What does it mean that Mary is queen of heaven?
We celebrate the Queenship of Mary on Aug. 22 to highlight its relationship to the solemnity of the Assumption
Q. We celebrate the Queenship of the Blessed Virgin Mary on Aug. 22, one week after we celebrate her Assumption into heaven. Don’t these feasts celebrate the same thing?
A. No, these two liturgical feasts celebrate different things, but they are related.
The solemnity of the Assumption of the Most Blessed Virgin Mary commemorates the day when God took Mary, body and soul, to heaven. The memorial of Mary’s Queenship celebrates her enduring royal dignity as the Mother of Jesus Christ, King of the Universe. It was established by Pope Pius XII in 1955 and celebrated on May 31. The reform of the liturgical calendar moved the Queenship of Mary to Aug. 22 to highlight its relationship to the solemnity of the Assumption.
The Collection of Masses of the Blessed Virgin Mary celebrates her as “Queen of Apostles,” “Queen and Mother of Mercy” and “Queen of Peace.”
Throne room of heaven
When we celebrate the Queenship of Mary on Aug. 22, we should wear our best clothes to Mass. Why? Because the eucharistic liturgy for this day places us in a royal court, in the throne room of heaven.
Psalm 145, an option for the responsorial psalm for this memorial, tells us in whose presence we are: “The queen stands at your right hand, arrayed in gold.” Mary, the peasant girl of Nazareth, is now our queen, our down-to-earth queen of heaven. She is clothed in the golden beauty of her sinlessness. From all eternity, God desired the beauty of this incomparable woman’s life.
That is why God took Mary, body and soul, to heaven and made her our queen and the queen of all the saints.
Perhaps St. John Paul II was familiar with a folktale from his native Poland titled “How Little Petrousek Got into Heaven.” It’s the story of “little Peter,” an adolescent soldier who appears at the gates of heaven and seeks admittance. Peter wants to bring his musket with him into heaven, but St. Peter, the gatekeeper, won’t allow it. Our Lady of Czestochowa, the patroness and Queen of Poland, sees and hears all of this and declares that if Petrousek can’t enter heaven with his musket, then she will leave heaven and take the saints with her, for she is their Queen.
Then begins the heavenly roll call: “Queen of Patriarchs,” “Queen of Apostles,” “Queen of Martyrs,” “Queen of Confessors” (that is, non-martyrs) and finally “Queen of All Saints,” with each group getting ready to leave heaven with Mary.
Faced with this embarrassing exodus, St. Peter quickly relents and lets little Peter in along with his musket, and the whole company of heaven’s saints welcomes this new member.
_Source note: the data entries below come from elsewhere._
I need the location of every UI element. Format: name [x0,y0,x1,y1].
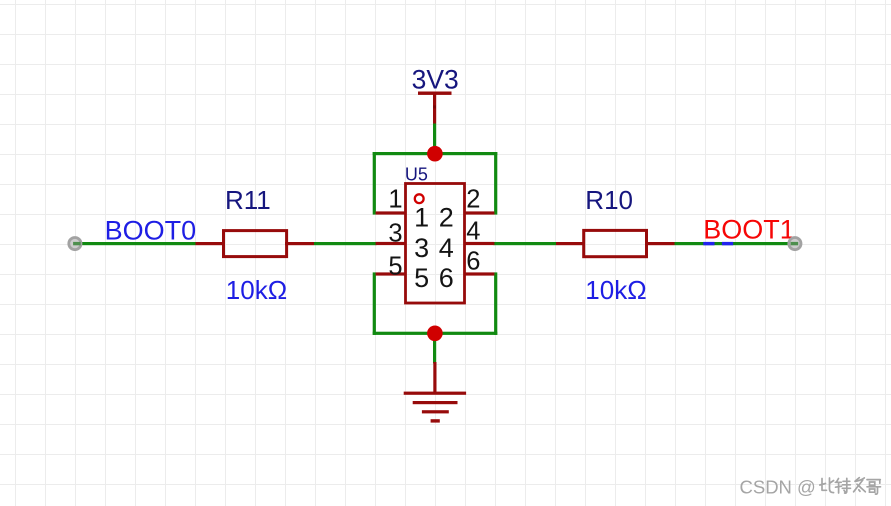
U5 pad number 3 (inside) [414,233,429,263]
svg-text:U5: U5 [405,164,428,184]
ground symbol [404,362,466,423]
svg-text:10kΩ: 10kΩ [585,275,646,305]
port pin BOOT0 (left connector dot) [69,238,81,250]
svg-text:6: 6 [466,248,480,276]
svg-text:6: 6 [439,263,454,293]
net label BOOT1 (selected, red) [703,215,795,245]
resistor R10 body and leads [556,230,675,256]
wire left vertical from pin 5 [373,272,376,335]
U5 pin number 5 (outside) [388,252,402,280]
wire bottom junction down to ground [433,332,436,363]
svg-text:3V3: 3V3 [412,64,459,94]
svg-text:4: 4 [439,233,454,263]
wire BOOT0 net: port to R11 [80,242,196,245]
svg-text:5: 5 [414,263,429,293]
value 10kΩ (R10) [585,275,646,305]
svg-text:3: 3 [414,233,429,263]
U5 pad number 1 (inside) [414,203,429,233]
U5 pad number 6 (inside) [439,263,454,293]
net label BOOT0 [105,216,197,246]
wire top bus (3V3 to pins 1,2) horizontal [373,152,498,155]
svg-text:10kΩ: 10kΩ [226,275,287,305]
U5 pin number 4 (outside) [466,217,480,245]
svg-text:2: 2 [439,203,454,233]
label R11 [225,185,271,215]
junction dot top (3V3 bus) [427,146,443,162]
wire U5 pin 4 to R10 [494,242,557,245]
U5 pin 6 stub [465,272,495,275]
value 10kΩ (R11) [226,275,287,305]
U5 pin 1 stub [376,211,406,214]
U5 pin number 1 (outside) [388,185,402,213]
svg-text:BOOT1: BOOT1 [703,215,795,245]
svg-text:2: 2 [466,186,480,214]
port pin BOOT1 (right connector dot) [789,238,801,250]
U5 pin number 3 (outside) [388,219,402,247]
svg-text:CSDN @: CSDN @ [740,477,816,498]
svg-text:BOOT0: BOOT0 [105,216,197,246]
net label 3V3 [412,64,459,94]
svg-text:1: 1 [388,185,402,213]
U5 pin 3 stub [376,242,406,245]
svg-text:3: 3 [388,219,402,247]
wire 3V3 down to top junction [433,124,436,156]
U5 pin 1 polarity ring [415,194,424,203]
svg-text:1: 1 [414,203,429,233]
power symbol 3V3 (bar + stem) [418,92,452,124]
junction dot bottom (ground bus) [427,326,443,342]
U5 designator label [405,164,428,184]
watermark CSDN @比特冬哥 [740,477,881,498]
svg-text:5: 5 [388,252,402,280]
wire BOOT1 net: R10 to port [675,242,794,245]
svg-text:R10: R10 [585,185,633,215]
svg-text:R11: R11 [225,185,271,215]
wire right vertical from pin 6 [494,272,497,335]
wire right vertical to pin 2 [494,152,497,215]
wire bottom bus (pins 5,6 to ground) horizontal [373,332,498,335]
wire R11 to U5 pin 3 [314,242,377,245]
connector U5 body [406,184,465,304]
label R10 [585,185,633,215]
U5 pin number 6 (outside) [466,248,480,276]
U5 pin 4 stub [465,242,495,245]
U5 pad number 2 (inside) [439,203,454,233]
U5 pin 5 stub [376,272,406,275]
U5 pad number 5 (inside) [414,263,429,293]
U5 pin 2 stub [465,211,495,214]
svg-text:4: 4 [466,217,480,245]
resistor R11 body and leads [196,231,315,257]
selection dashes on BOOT1 wire [703,242,733,245]
U5 pin number 2 (outside) [466,186,480,214]
wire left vertical to pin 1 [373,152,376,215]
U5 pad number 4 (inside) [439,233,454,263]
The moral is clear: Mary is Queen of all the saints, even those we might be surprised to find there. Maybe Petrousek was forced to fight against his will, like so many teenaged soldiers caught up in civil strife around the world. All the saints entered heaven as less-than-perfect people, sinners who looked for the mercy of God and welcomed it in Jesus Christ.
Children of God
The saints, because they were just as human as we are, were sinners first, but they were saved from sin by the merciful love of God, the love that made them children of God. Their sins were washed away in the Blood of Christ, just as ours are.
On the memorial of the Queenship of the Blessed Virgin Mary, we join with the greatest and the least of God’s people in every generation, with the angels and saints, to celebrate God’s love for the Mother of God’s Son.
We take our place in the procession of all who belong to Christ and enter in spirit the palace of our God and King. It is Mary’s home, but because of what her Son did for us in his living, dying and rising, it is our home, too.